2015/02/13

With or Without You - U2 歌詞と和訳とちょっとした解説

今回は、映画『ソロモンの偽証』のテーマソングとして利用されることとなったU2の"With or Without You"を訳してみたいと思います。U2の楽曲が日本映画に提供されるのは初めてということで、日本のマーケットに与える影響も気になるところです。
 




See the stone set in your eyes
See the thorn twist in your side
I'll wait for you

瞳の中にある石を見るんだ
傍らで揺れる茨を見るんだ
俺はお前を待つさ
Sleight of hand and twist of fate
On a bed of nails she makes me wait
And I wait without you
With or without you
With or without you

策略と運命の揺れ
針のむしろで彼女は俺を待たせ
俺はお前なしで待つのさ
共にいようとも 共にいなくとも
共にいようとも 共にいなくとも
Through the storm we reach the shore
You gave it all but I want more
And I'm waiting for you
With or without you
With or without you
I can't live
With or without you

嵐を越えて岸にたどり着いて
お前は全てを与えてくれたが 俺は満たされない
そして俺はお前を待ち続ける
共にいようとも 共にいなくとも
共にいようとも 共にいなくとも
もう生きてはゆけない
共にいようとも 共にいなくとも
And you give yourself away
And you give yourself away
And you give
And you give
And you give yourself away

そしてお前は捧げるんだ
My hands are tied, my body bruised
She's got me with
Nothing to win and
Nothing left to lose

この手は固定され、体は痛めつけられ
彼女は俺が勝つために何も与えてくれないし
失うものも何も残してはくれない
And you give yourself away
And you give yourself away
And you give
And you give
And you give yourself away
そしてお前は捧げるんだ

With or without you
With or without you
I can't live
With or without you

共にいようともいなくとも
もう生きてはいけないんだ

With or without you
With or without you
I can't live
With or without you

With or without you

Ooooooooo
Ooooooooo
Ooooooooo

With or without you
With or without you
I can't live
With or without you

With or without you

Uuuu
Uuuu


楽曲"With or Without You"は、U2の3枚目のアルバム"The Joshua Tree"からのシングル曲として1987年にリリースされました。
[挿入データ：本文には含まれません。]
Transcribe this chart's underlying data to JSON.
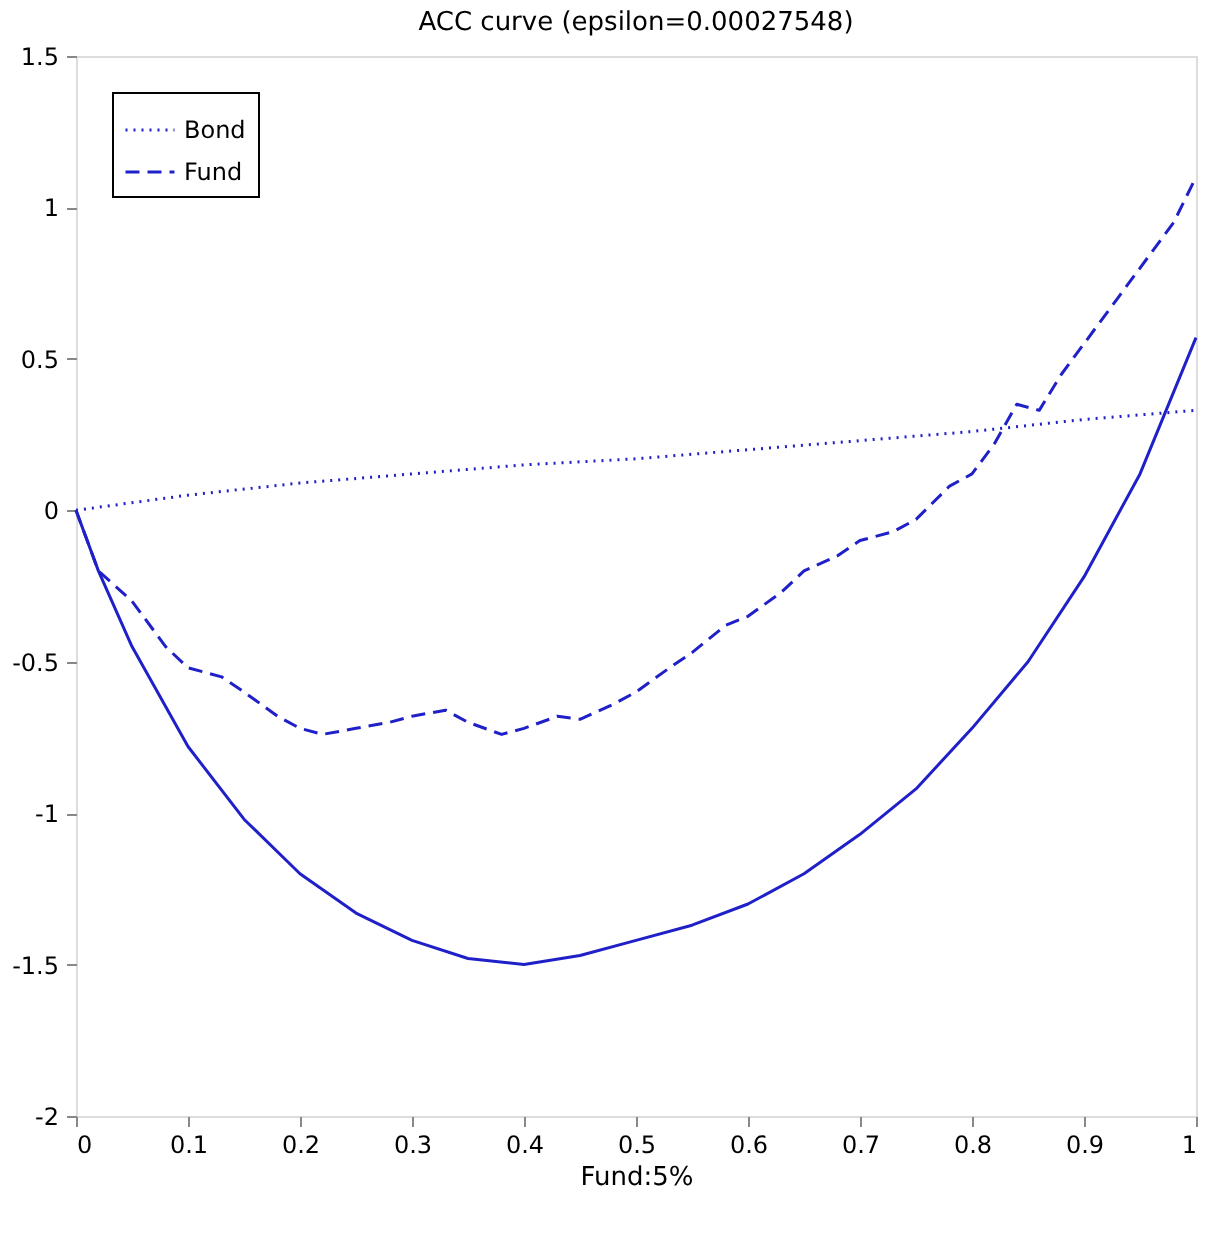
{
  "chart_data": {
    "type": "line",
    "title": "ACC curve (epsilon=0.00027548)",
    "xlabel": "Fund:5%",
    "xlim": [
      0,
      1
    ],
    "xticks": [
      0,
      0.1,
      0.2,
      0.3,
      0.4,
      0.5,
      0.6,
      0.7,
      0.8,
      0.9,
      1
    ],
    "ylim": [
      -2,
      1.5
    ],
    "yticks": [
      -2,
      -1.5,
      -1,
      -0.5,
      0,
      0.5,
      1,
      1.5
    ],
    "grid": false,
    "legend": "top left",
    "marker": "none",
    "series": [
      {
        "color": "#2020c8",
        "line_style": "solid",
        "x": [
          0,
          0.02,
          0.05,
          0.1,
          0.15,
          0.2,
          0.25,
          0.3,
          0.35,
          0.4,
          0.45,
          0.5,
          0.55,
          0.6,
          0.65,
          0.7,
          0.75,
          0.8,
          0.85,
          0.9,
          0.95,
          1
        ],
        "values": [
          0,
          -0.2,
          -0.45,
          -0.78,
          -1.02,
          -1.2,
          -1.33,
          -1.42,
          -1.48,
          -1.5,
          -1.47,
          -1.42,
          -1.37,
          -1.3,
          -1.2,
          -1.07,
          -0.92,
          -0.72,
          -0.5,
          -0.22,
          0.12,
          0.57
        ]
      },
      {
        "name": "Bond",
        "color": "#2020c8",
        "line_style": "dotted",
        "x": [
          0,
          0.1,
          0.2,
          0.3,
          0.4,
          0.5,
          0.6,
          0.7,
          0.8,
          0.9,
          1
        ],
        "values": [
          0,
          0.05,
          0.09,
          0.12,
          0.15,
          0.17,
          0.2,
          0.23,
          0.26,
          0.3,
          0.33
        ]
      },
      {
        "name": "Fund",
        "color": "#2020c8",
        "line_style": "dashed",
        "x": [
          0,
          0.02,
          0.05,
          0.08,
          0.1,
          0.13,
          0.15,
          0.18,
          0.2,
          0.22,
          0.25,
          0.28,
          0.3,
          0.33,
          0.35,
          0.38,
          0.4,
          0.43,
          0.45,
          0.48,
          0.5,
          0.53,
          0.55,
          0.58,
          0.6,
          0.63,
          0.65,
          0.68,
          0.7,
          0.73,
          0.75,
          0.78,
          0.8,
          0.82,
          0.84,
          0.86,
          0.88,
          0.9,
          0.93,
          0.96,
          0.98,
          1
        ],
        "values": [
          0,
          -0.2,
          -0.3,
          -0.45,
          -0.52,
          -0.55,
          -0.6,
          -0.68,
          -0.72,
          -0.74,
          -0.72,
          -0.7,
          -0.68,
          -0.66,
          -0.7,
          -0.74,
          -0.72,
          -0.68,
          -0.69,
          -0.64,
          -0.6,
          -0.52,
          -0.47,
          -0.38,
          -0.35,
          -0.27,
          -0.2,
          -0.15,
          -0.1,
          -0.07,
          -0.03,
          0.08,
          0.12,
          0.22,
          0.35,
          0.33,
          0.45,
          0.55,
          0.7,
          0.85,
          0.95,
          1.1
        ]
      }
    ]
  }
}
それまではUKアイルランドローカルのロックバンドだったU2でしたが、"The Joshua Tree"はワールドワイドで2500万枚を売り上げる程の商業的な大成功となり、世界的なアーティストへと上り詰めてゆきます。"With or Without You"も同様、ワールドワイドの音楽シーンにも大きな影響力があるUSビルボードで、U2初となるシングル1位を獲得しました。


歌詞を表面的に見ていくと単なる波乱含みのラブソングですが、ボノが敬虔なクリスチャンであることから、宗教的な文脈による解釈も多くなされており、"I can't live with or without you"の you がJesus (キリスト)であると考えている人も多いようです。

ただ、"And you give yourself away"について、『U2として世間の目に晒されることについて、自分自身やバンドがどう感じているかってことなんだ』とボノがコメントを残しており、バンドのフロントマンであるボノが、自身の苦悩を表現した歌であることを明らかにしています。

また、後年本人によるさらに詳しい楽曲の解説がなされており、


『歌詞については純粋な苦悩を表現した。それはアーティストとして生きる自分と、愛するものをもつ男として生きる自分の対立なんだ。』

と語られています。


『例えば誰かに会って、それがデートをしたいような相手だとして、でも俺は結婚してるからそんなことは出来ない。それでセックスなんてもっとありえない。

だがそんな飼い慣らされた獣みたいな人生を送って、そのまま子供を持って所帯じみた生活をして、それが本当にアーティストだと言えるのか。それとも家庭を裏切るのか?俺にとってはとても難しい問題だった。

その二つの人格は同居していて、責任感ある保守的で忠実な自分と、ブラブラしてて怠け者で責任から逃れたがっている自分がいたんだ。

それは俺自身を壊すことになると考えていたんだけど、実際は俺は俺でしかなくて、結局そのどちらも含めてアーティストとしての俺が成り立っていた。

つまり矛盾する二つの中央に居るのが俺だったんだ。』


"with or without you"という言葉は、ミュージシャンである自分と一人の男としての自分の相克による葛藤を託して吐き出した、ボノの叫びのようです。